“The essence of hip-hop, the battle,” Jay-Z once declared, and when it comes to his most famous battle, everyone seems to agree that Nas won it on the back of such criticisms as “Eminem murdered you on your own shit.” Point of pride—it’s your song, you better be able to carry it.
But I always felt Eminem’s murdering Jay-Z on his own shit was a kind of weak criticism, at least on the specific song in question—“Renegade” features an all-time verse from Eminem which outshines a merely very good verse from Jay-Z. But everyone was very sensitive about the criticism, which is an interesting thing to think about in retrospect: by these standards, Kanye West has been murdered so many times on his own shit that it’s demeaning, or something. Except it’s not; by this point we don’t care and good for us. In fact, West has a long tradition of coaxing not just great verses, but the best verses a rapper’s ever given.
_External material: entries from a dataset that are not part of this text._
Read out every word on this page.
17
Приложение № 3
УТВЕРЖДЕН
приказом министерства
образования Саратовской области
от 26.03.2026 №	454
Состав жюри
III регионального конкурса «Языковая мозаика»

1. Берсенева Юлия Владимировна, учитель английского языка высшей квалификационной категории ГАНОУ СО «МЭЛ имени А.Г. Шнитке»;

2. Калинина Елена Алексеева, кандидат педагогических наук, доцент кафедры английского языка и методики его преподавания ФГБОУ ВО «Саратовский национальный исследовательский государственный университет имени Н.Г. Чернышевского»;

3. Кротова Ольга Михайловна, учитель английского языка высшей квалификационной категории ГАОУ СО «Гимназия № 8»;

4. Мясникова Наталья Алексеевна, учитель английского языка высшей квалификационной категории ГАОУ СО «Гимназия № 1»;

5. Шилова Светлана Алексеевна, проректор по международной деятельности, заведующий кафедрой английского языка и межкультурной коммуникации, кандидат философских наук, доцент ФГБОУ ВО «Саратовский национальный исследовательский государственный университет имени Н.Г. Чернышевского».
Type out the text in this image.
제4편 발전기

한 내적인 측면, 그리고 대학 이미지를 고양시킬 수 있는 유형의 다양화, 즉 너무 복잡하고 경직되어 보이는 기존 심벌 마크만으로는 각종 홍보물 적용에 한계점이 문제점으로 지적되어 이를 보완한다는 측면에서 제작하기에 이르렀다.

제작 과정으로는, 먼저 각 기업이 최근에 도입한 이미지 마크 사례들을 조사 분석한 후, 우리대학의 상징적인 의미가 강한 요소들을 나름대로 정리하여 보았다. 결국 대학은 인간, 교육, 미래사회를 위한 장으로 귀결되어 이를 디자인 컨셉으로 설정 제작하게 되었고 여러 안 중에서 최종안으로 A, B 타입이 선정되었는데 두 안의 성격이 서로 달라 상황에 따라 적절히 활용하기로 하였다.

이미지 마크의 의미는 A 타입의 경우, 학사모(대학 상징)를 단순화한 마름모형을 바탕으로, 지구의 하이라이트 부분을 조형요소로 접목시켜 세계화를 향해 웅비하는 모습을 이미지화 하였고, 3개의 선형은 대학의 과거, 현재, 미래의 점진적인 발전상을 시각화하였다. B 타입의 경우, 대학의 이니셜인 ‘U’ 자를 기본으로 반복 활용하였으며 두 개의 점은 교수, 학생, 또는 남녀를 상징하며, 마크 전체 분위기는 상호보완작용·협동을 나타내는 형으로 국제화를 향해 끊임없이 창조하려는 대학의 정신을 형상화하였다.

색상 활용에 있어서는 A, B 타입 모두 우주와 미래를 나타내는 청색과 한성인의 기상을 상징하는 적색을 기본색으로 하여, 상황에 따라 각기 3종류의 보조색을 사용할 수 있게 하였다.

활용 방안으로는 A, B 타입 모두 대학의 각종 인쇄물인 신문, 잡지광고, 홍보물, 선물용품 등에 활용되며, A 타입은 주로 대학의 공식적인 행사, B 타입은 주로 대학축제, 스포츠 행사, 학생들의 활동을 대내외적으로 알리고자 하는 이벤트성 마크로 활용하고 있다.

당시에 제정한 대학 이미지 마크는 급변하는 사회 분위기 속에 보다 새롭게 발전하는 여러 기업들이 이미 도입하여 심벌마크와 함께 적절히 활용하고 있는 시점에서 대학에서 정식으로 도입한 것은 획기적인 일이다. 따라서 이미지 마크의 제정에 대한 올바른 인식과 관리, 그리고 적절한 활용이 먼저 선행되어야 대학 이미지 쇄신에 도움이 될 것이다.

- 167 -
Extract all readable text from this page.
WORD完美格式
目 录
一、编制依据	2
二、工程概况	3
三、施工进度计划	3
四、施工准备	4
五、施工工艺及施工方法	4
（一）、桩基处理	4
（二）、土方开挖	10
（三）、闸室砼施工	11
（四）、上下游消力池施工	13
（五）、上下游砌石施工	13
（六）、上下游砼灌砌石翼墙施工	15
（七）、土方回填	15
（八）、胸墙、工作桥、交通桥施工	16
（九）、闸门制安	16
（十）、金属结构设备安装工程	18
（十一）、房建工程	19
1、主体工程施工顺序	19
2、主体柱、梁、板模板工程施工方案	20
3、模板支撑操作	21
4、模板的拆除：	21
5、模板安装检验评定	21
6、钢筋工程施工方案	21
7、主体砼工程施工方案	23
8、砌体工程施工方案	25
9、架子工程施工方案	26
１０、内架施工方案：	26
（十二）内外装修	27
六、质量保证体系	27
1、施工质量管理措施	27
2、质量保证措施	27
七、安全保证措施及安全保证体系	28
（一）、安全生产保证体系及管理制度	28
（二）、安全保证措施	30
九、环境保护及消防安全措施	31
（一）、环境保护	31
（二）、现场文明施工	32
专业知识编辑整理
The first time I really became aware of this was way back in Late Registration:
Like Paul Wall even knew some of those words—“immaculate” “illuminate” and “insinuate” and such, just a slithering, swaggering verse. What has Paul Wall done again, besides this? For all I know he’s become a monk sworn to an oath of silence.
West’s new album basically becomes a baroque exercise in glutting featured artists in there—someone wrote that West uses guest artists like other people use instruments—and naturally some of them give absurdly good performances, much better, I’d suspect, than they’ll give again. A curious talent for a rapper.